During Trump’s civil fraud trial, Cohen testified that he “reverse-engineered” Trump’s net worth to reach a number the former president liked. His past disclosures about Trump’s net worth helped spur New York Attorney Letitia James’s (D) investigation into Trump’s namesake business.
But on cross-examination, Cohen’s past contradictions began to weave a tangled web around him, causing him to backtrack on earlier testimony. The exchange has served as lasting fodder for Trump and his lawyers, who have sought to portray Cohen as a criminal and “proven liar.”
A New York judge ultimately determined that Cohen’s testimony was credible and that Trump and top executives at his company conspired to alter the former president’s net worth for tax and insurance benefits. He ordered them to pay $464 million, plus interest, and barred them from serving in top leadership positions in New York companies for varying years.

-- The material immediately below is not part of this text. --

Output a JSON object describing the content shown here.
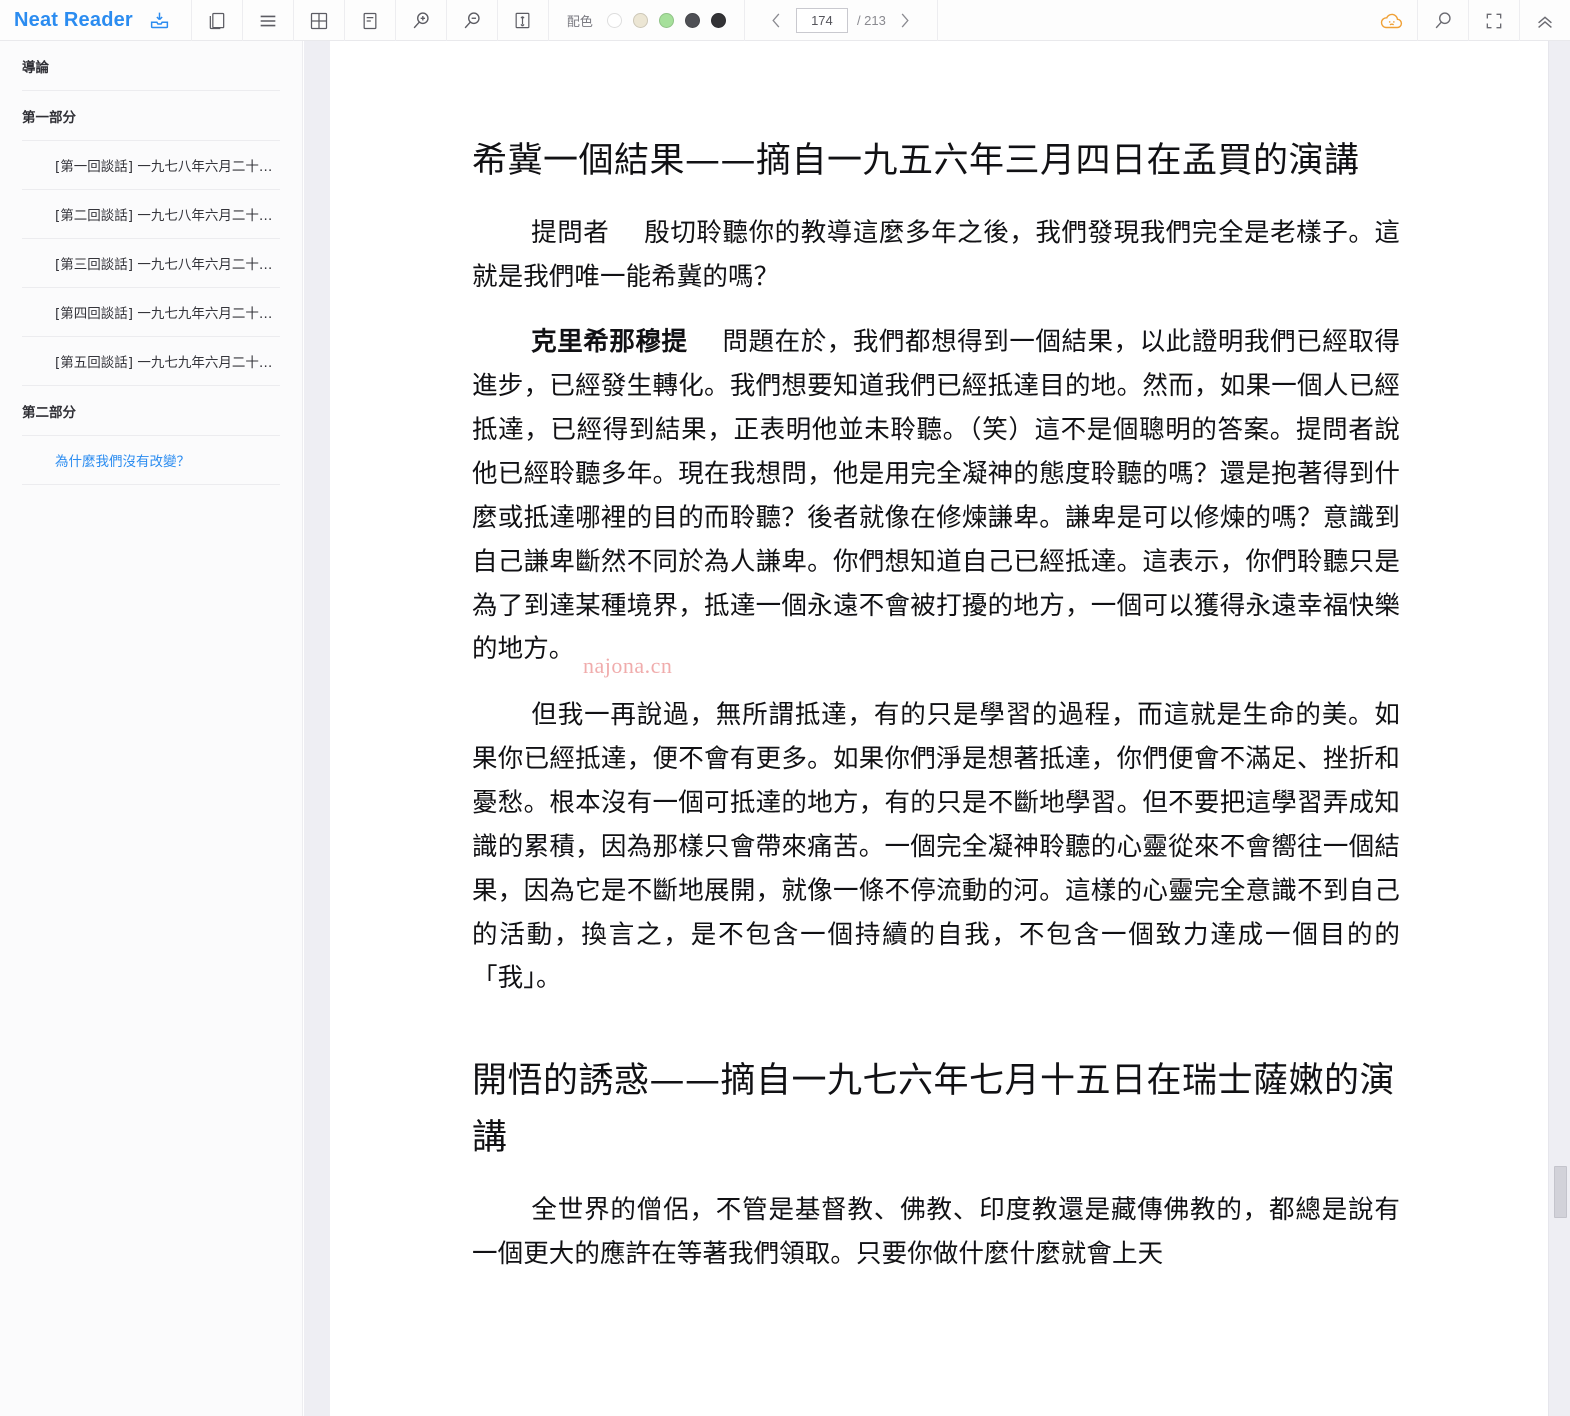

When Cohen testifies in Trump’s criminal trial, his credibility will certainly be called into question again.
The former president’s lawyers in February moved to block Cohen’s testimony in the imminent trial, casting the ex-fixer as a “liar” and citing his fraud trial testimony.
“Michael Cohen is a liar,” Trump’s lawyers wrote.
“He recently committed perjury, on the stand and under oath, at a civil trial involving President Trump,” the lawyers said. “If his public statements are any indication, he plans to do so again at this criminal trial. The Court should preclude Cohen’s testimony in order to protect the integrity of this Court and the process of justice.”
Cohen responded to the motion on X, formerly known as Twitter, writing about one of Trump’s lawyers: “F-U Todd Blanche.”
Judge Juan Merchan, who is overseeing the hush money trial, ruled last month that Cohen could testify, alongside the individuals he paid to keep quiet on his former boss’s behalf. But Cohen has said that Trump’s biggest concern should not lie with him.
“He shouldn’t be worried about me,” Cohen said in a recent interview with MSNBC. “He should be worried about the Manhattan district attorney, the district attorney of New York prosecutors — he should be worried about the documentary evidence, he should be worried about all of the witnesses that are going to be coming into that trial simply because, as others have also appropriately put it, this is a simple case.”